Payment Consolidation Services (2007) (TIM)
Background. Payment consolidation services provide an efficient, cost-effective method of collecting payments made through on-line payment services. This service is provided, primarily, by financial institutions and may go by a variety of names such as: “payment consolidation service,” “electronic lockbox,” and “lockbox plus.” Currently, most financial institutions and companies such as CheckFree offer free payment services. Businesses and individuals have the option to make payments directly from their financial institution without the need to write a check or use a mail service to return the payment. They can even designate the specific day the payment should be made.
This new method of making payments has created significant problems for many governments. Governments no longer receive payment stubs with a check, but instead, they receive a check with an attachment listing multiple payments to the government from multiple payees. For entities using lockboxes, this creates exceptions that must be manually processed, often resulting in higher costs and potential delays before funds are deposited. Governments that receive payments directly spend significant additional time on processing since these payments cannot be electronically processed.
In a payment consolidation service, a financial institution acts as an agent on behalf of a government. The selected financial institution provider contacts those other financial institutions that provide online payments and arranges that all the payments to a specific government be sent to them. The financial institution processes these payments, deposits them daily, and sends the data to the government entity in a format that can be processed electronically. This process is similar to how a lockbox works with the exception that the payment consolidation service provider receives the payments and payment information electronically from the online financial institutions. A payment consolidation service allows for faster identification of these online payments so they can be posted more efficiently and accurately to a government’s accounts receivable and ERP systems.
There are numerous benefits to a payment consolidation service, including:
- expedited processing of payments,
- quicker updates to accounts receivable systems,
- reduced payment processing costs for lockbox services,
- reduced costs associated with check-and-list reporting,
- elimination of exception handling of electronic bill payments, and
- lower overall transaction processing costs per payment.
Recommendation. The Government Finance Officers Association (GFOA) recommends that governments consider the use of a payment consolidation service to improve the efficiency of their collection process. A competitive process can be used to select a payment consolidation service provider. Consideration should be given to vendors that provide daily deposits, exception listings, and electronic file remittance to the government entity.
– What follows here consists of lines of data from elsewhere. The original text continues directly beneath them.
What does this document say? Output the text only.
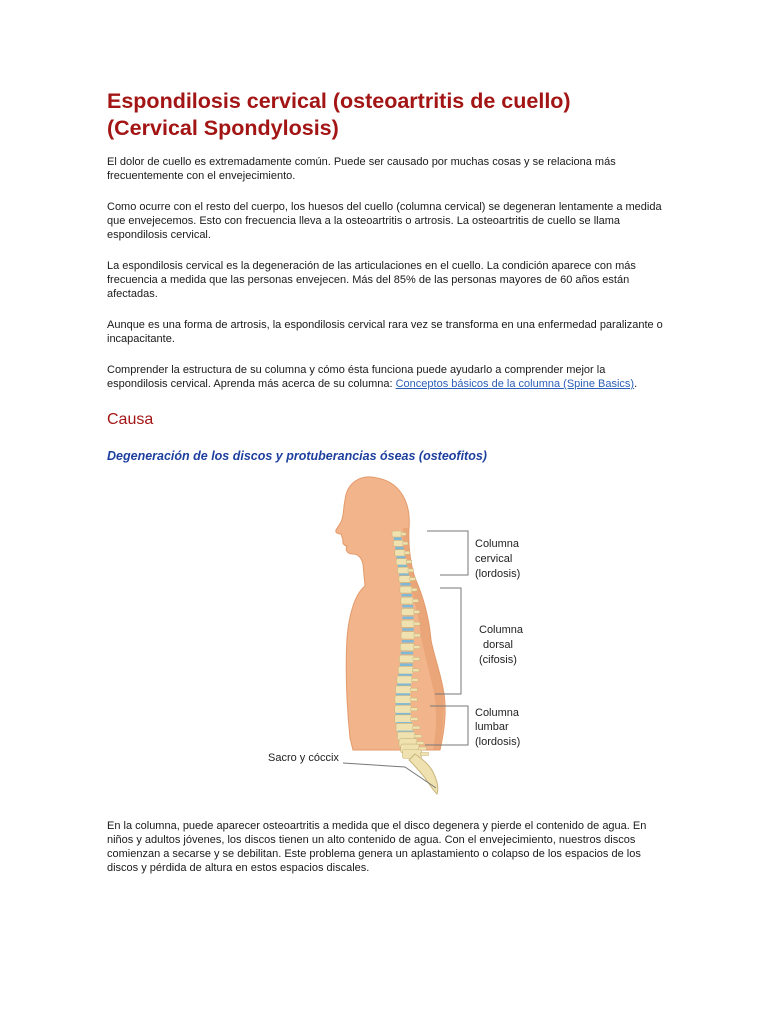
Espondilosis cervical (osteoartritis de cuello)
(Cervical Spondylosis)

El dolor de cuello es extremadamente común. Puede ser causado por muchas cosas y se relaciona más frecuentemente con el envejecimiento.

Como ocurre con el resto del cuerpo, los huesos del cuello (columna cervical) se degeneran lentamente a medida que envejecemos. Esto con frecuencia lleva a la osteoartritis o artrosis. La osteoartritis de cuello se llama espondilosis cervical.

La espondilosis cervical es la degeneración de las articulaciones en el cuello. La condición aparece con más frecuencia a medida que las personas envejecen. Más del 85% de las personas mayores de 60 años están afectadas.

Aunque es una forma de artrosis, la espondilosis cervical rara vez se transforma en una enfermedad paralizante o incapacitante.

Comprender la estructura de su columna y cómo ésta funciona puede ayudarlo a comprender mejor la espondilosis cervical. Aprenda más acerca de su columna: Conceptos básicos de la columna (Spine Basics).

Causa
Degeneración de los discos y protuberancias óseas (osteofitos)
Columna
cervical
(lordosis)
Columna
dorsal
(cifosis)
Columna
lumbar
(lordosis)
Sacro y cóccix

En la columna, puede aparecer osteoartritis a medida que el disco degenera y pierde el contenido de agua. En niños y adultos jóvenes, los discos tienen un alto contenido de agua. Con el envejecimiento, nuestros discos comienzan a secarse y se debilitan. Este problema genera un aplastamiento o colapso de los espacios de los discos y pérdida de altura en estos espacios discales.
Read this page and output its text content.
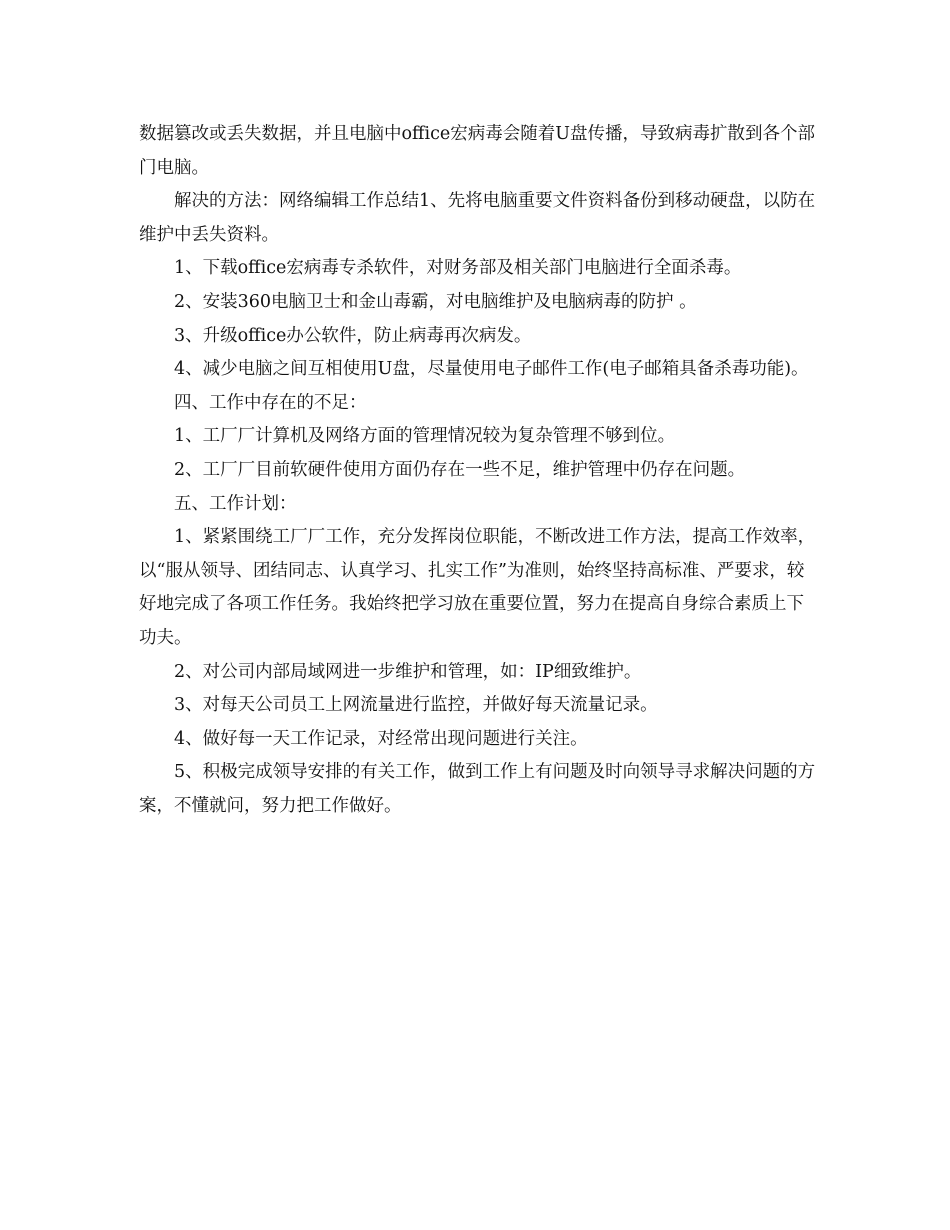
数据篡改或丢失数据，并且电脑中office宏病毒会随着U盘传播，导致病毒扩散到各个部门电脑。

解决的方法：网络编辑工作总结1、先将电脑重要文件资料备份到移动硬盘，以防在维护中丢失资料。

1、下载office宏病毒专杀软件，对财务部及相关部门电脑进行全面杀毒。

2、安装360电脑卫士和金山毒霸，对电脑维护及电脑病毒的防护 。

3、升级office办公软件，防止病毒再次病发。

4、减少电脑之间互相使用U盘，尽量使用电子邮件工作(电子邮箱具备杀毒功能)。

四、工作中存在的不足：

1、工厂厂计算机及网络方面的管理情况较为复杂管理不够到位。

2、工厂厂目前软硬件使用方面仍存在一些不足，维护管理中仍存在问题。

五、工作计划：

1、紧紧围绕工厂厂工作，充分发挥岗位职能，不断改进工作方法，提高工作效率，以“服从领导、团结同志、认真学习、扎实工作”为准则，始终坚持高标准、严要求，较好地完成了各项工作任务。我始终把学习放在重要位置，努力在提高自身综合素质上下功夫。

2、对公司内部局域网进一步维护和管理，如：IP细致维护。

3、对每天公司员工上网流量进行监控，并做好每天流量记录。

4、做好每一天工作记录，对经常出现问题进行关注。

5、积极完成领导安排的有关工作，做到工作上有问题及时向领导寻求解决问题的方案，不懂就问，努力把工作做好。
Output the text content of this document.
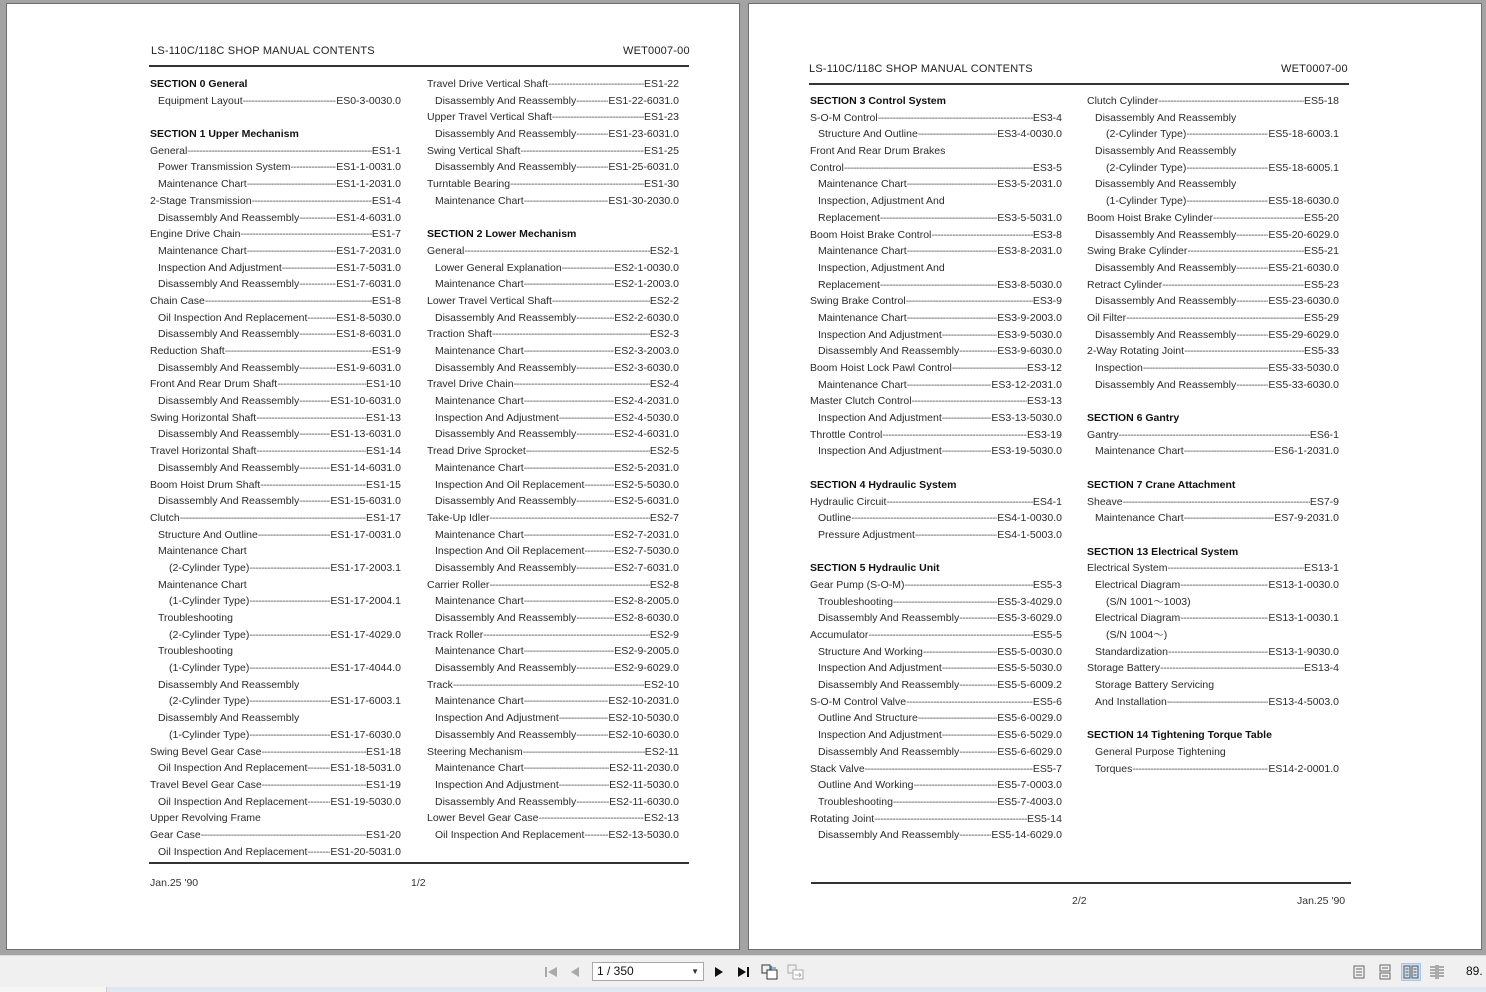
LS-110C/118C SHOP MANUAL CONTENTS	WET0007-00
SECTION 0 General
Equipment Layout -----	ES0-3-0030.0
SECTION 1 Upper Mechanism
General -----	ES1-1
Power Transmission System -----	ES1-1-0031.0
Maintenance Chart -----	ES1-1-2031.0
2-Stage Transmission -----	ES1-4
Disassembly And Reassembly -----	ES1-4-6031.0
Engine Drive Chain -----	ES1-7
Maintenance Chart -----	ES1-7-2031.0
Inspection And Adjustment -----	ES1-7-5031.0
Disassembly And Reassembly -----	ES1-7-6031.0
Chain Case -----	ES1-8
Oil Inspection And Replacement -----	ES1-8-5030.0
Disassembly And Reassembly -----	ES1-8-6031.0
Reduction Shaft -----	ES1-9
Disassembly And Reassembly -----	ES1-9-6031.0
Front And Rear Drum Shaft -----	ES1-10
Disassembly And Reassembly -----	ES1-10-6031.0
Swing Horizontal Shaft -----	ES1-13
Disassembly And Reassembly -----	ES1-13-6031.0
Travel Horizontal Shaft -----	ES1-14
Disassembly And Reassembly -----	ES1-14-6031.0
Boom Hoist Drum Shaft -----	ES1-15
Disassembly And Reassembly -----	ES1-15-6031.0
Clutch -----	ES1-17
Structure And Outline -----	ES1-17-0031.0
Maintenance Chart
(2-Cylinder Type) -----	ES1-17-2003.1
Maintenance Chart
(1-Cylinder Type) -----	ES1-17-2004.1
Troubleshooting
(2-Cylinder Type) -----	ES1-17-4029.0
Troubleshooting
(1-Cylinder Type) -----	ES1-17-4044.0
Disassembly And Reassembly
(2-Cylinder Type) -----	ES1-17-6003.1
Disassembly And Reassembly
(1-Cylinder Type) -----	ES1-17-6030.0
Swing Bevel Gear Case -----	ES1-18
Oil Inspection And Replacement ----- ES1-18-5031.0
Travel Bevel Gear Case -----	ES1-19
Oil Inspection And Replacement ----- ES1-19-5030.0
Upper Revolving Frame
Gear Case -----	ES1-20
Oil Inspection And Replacement ----- ES1-20-5031.0
Travel Drive Vertical Shaft -----	ES1-22
Disassembly And Reassembly -----	ES1-22-6031.0
Upper Travel Vertical Shaft -----	ES1-23
Disassembly And Reassembly -----	ES1-23-6031.0
Swing Vertical Shaft -----	ES1-25
Disassembly And Reassembly -----	ES1-25-6031.0
Turntable Bearing -----	ES1-30
Maintenance Chart -----	ES1-30-2030.0
SECTION 2 Lower Mechanism
General -----	ES2-1
Lower General Explanation -----	ES2-1-0030.0
Maintenance Chart -----	ES2-1-2003.0
Lower Travel Vertical Shaft -----	ES2-2
Disassembly And Reassembly -----	ES2-2-6030.0
Traction Shaft -----	ES2-3
Maintenance Chart -----	ES2-3-2003.0
Disassembly And Reassembly -----	ES2-3-6030.0
Travel Drive Chain -----	ES2-4
Maintenance Chart -----	ES2-4-2031.0
Inspection And Adjustment -----	ES2-4-5030.0
Disassembly And Reassembly -----	ES2-4-6031.0
Tread Drive Sprocket -----	ES2-5
Maintenance Chart -----	ES2-5-2031.0
Inspection And Oil Replacement -----	ES2-5-5030.0
Disassembly And Reassembly -----	ES2-5-6031.0
Take-Up Idler -----	ES2-7
Maintenance Chart -----	ES2-7-2031.0
Inspection And Oil Replacement -----	ES2-7-5030.0
Disassembly And Reassembly -----	ES2-7-6031.0
Carrier Roller -----	ES2-8
Maintenance Chart -----	ES2-8-2005.0
Disassembly And Reassembly -----	ES2-8-6030.0
Track Roller -----	ES2-9
Maintenance Chart -----	ES2-9-2005.0
Disassembly And Reassembly -----	ES2-9-6029.0
Track -----	ES2-10
Maintenance Chart -----	ES2-10-2031.0
Inspection And Adjustment -----	ES2-10-5030.0
Disassembly And Reassembly -----	ES2-10-6030.0
Steering Mechanism -----	ES2-11
Maintenance Chart -----	ES2-11-2030.0
Inspection And Adjustment -----	ES2-11-5030.0
Disassembly And Reassembly -----	ES2-11-6030.0
Lower Bevel Gear Case -----	ES2-13
Oil Inspection And Replacement ----- ES2-13-5030.0
Jan.25 '90	1/2
LS-110C/118C SHOP MANUAL CONTENTS	WET0007-00
SECTION 3 Control System
S-O-M Control -----	ES3-4
Structure And Outline -----	ES3-4-0030.0
Front And Rear Drum Brakes
Control -----	ES3-5
Maintenance Chart -----	ES3-5-2031.0
Inspection, Adjustment And
Replacement -----	ES3-5-5031.0
Boom Hoist Brake Control -----	ES3-8
Maintenance Chart -----	ES3-8-2031.0
Inspection, Adjustment And
Replacement -----	ES3-8-5030.0
Swing Brake Control -----	ES3-9
Maintenance Chart -----	ES3-9-2003.0
Inspection And Adjustment -----	ES3-9-5030.0
Disassembly And Reassembly -----	ES3-9-6030.0
Boom Hoist Lock Pawl Control -----	ES3-12
Maintenance Chart -----	ES3-12-2031.0
Master Clutch Control -----	ES3-13
Inspection And Adjustment -----	ES3-13-5030.0
Throttle Control -----	ES3-19
Inspection And Adjustment -----	ES3-19-5030.0
SECTION 4 Hydraulic System
Hydraulic Circuit -----	ES4-1
Outline -----	ES4-1-0030.0
Pressure Adjustment -----	ES4-1-5003.0
SECTION 5 Hydraulic Unit
Gear Pump (S-O-M) -----	ES5-3
Troubleshooting -----	ES5-3-4029.0
Disassembly And Reassembly -----	ES5-3-6029.0
Accumulator -----	ES5-5
Structure And Working -----	ES5-5-0030.0
Inspection And Adjustment -----	ES5-5-5030.0
Disassembly And Reassembly -----	ES5-5-6009.2
S-O-M Control Valve -----	ES5-6
Outline And Structure -----	ES5-6-0029.0
Inspection And Adjustment -----	ES5-6-5029.0
Disassembly And Reassembly -----	ES5-6-6029.0
Stack Valve -----	ES5-7
Outline And Working -----	ES5-7-0003.0
Troubleshooting -----	ES5-7-4003.0
Rotating Joint -----	ES5-14
Disassembly And Reassembly -----	ES5-14-6029.0
Clutch Cylinder -----	ES5-18
Disassembly And Reassembly
(2-Cylinder Type) -----	ES5-18-6003.1
Disassembly And Reassembly
(2-Cylinder Type) -----	ES5-18-6005.1
Disassembly And Reassembly
(1-Cylinder Type) -----	ES5-18-6030.0
Boom Hoist Brake Cylinder -----	ES5-20
Disassembly And Reassembly -----	ES5-20-6029.0
Swing Brake Cylinder -----	ES5-21
Disassembly And Reassembly -----	ES5-21-6030.0
Retract Cylinder -----	ES5-23
Disassembly And Reassembly -----	ES5-23-6030.0
Oil Filter -----	ES5-29
Disassembly And Reassembly -----	ES5-29-6029.0
2-Way Rotating Joint -----	ES5-33
Inspection -----	ES5-33-5030.0
Disassembly And Reassembly -----	ES5-33-6030.0
SECTION 6 Gantry
Gantry -----	ES6-1
Maintenance Chart -----	ES6-1-2031.0
SECTION 7 Crane Attachment
Sheave -----	ES7-9
Maintenance Chart -----	ES7-9-2031.0
SECTION 13 Electrical System
Electrical System -----	ES13-1
Electrical Diagram -----	ES13-1-0030.0
(S/N 1001～1003)
Electrical Diagram -----	ES13-1-0030.1
(S/N 1004～)
Standardization -----	ES13-1-9030.0
Storage Battery -----	ES13-4
Storage Battery Servicing
And Installation -----	ES13-4-5003.0
SECTION 14 Tightening Torque Table
General Purpose Tightening
Torques -----	ES14-2-0001.0
2/2	Jan.25 '90
1 / 350	▼	89.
Governments should consider the following when evaluating a consolidation service:
1. Availability of Consolidation Services. Governments seeking a consolidation service should evaluate which firms can provide consolidation services.
2. Workflow and Cash Flow. Any evaluation of consolidation services must include:
- an analysis of the existing workflow from receiving mail to depositing payments and posting receivables,
- volume of transactions,
- staffing requirements,
- time required to complete,
- expected float savings from use of service,
- security of the process,
- employee accuracy,
- customer service,
- software or capital requirements, if any, and
- service charges.
Costs associated with these processes can then be evaluated against the costs and benefits of engaging a consolidation service provider. Particular attention should be paid to any delays in depositing funds or posting of receivables.
3. Technical Requirements. Consolidation service processing has certain technical requirements. Depending on the needs and capabilities of the government entity, the transmission of data from the consolidation service back to the entity can range in sophistication from the exchange of hard copy records to retrieving the information via Internet access. Changes to existing software may be necessary to upload the information electronically.
4. Other Considerations. Government billings and cash flows are often cyclical, causing problems in cash management operation staffing levels. Shifting payment processing responsibility to a consolidation service alleviates the dilemma of adequately staffing to meet a limited number of peak periods versus overburdening a small staff during critical periods.
GFOA also recommends that any contract entered into by a government entity and consolidation service provider at a minimum include the following:
- treatment of exception (non-standard) items,
- turnaround time,
- disposition of documents (including imaging capabilities),
- funds availability schedule, and
- error tolerance.
In the event that these services are procured through the use of a request for proposal, the request for proposal and the vendor response should be included as part of the contract.
- GFOA Best Practice, “Use of Lockbox Services,” 2009.
Approved by the GFOA’s Executive Board, October 23, 2007.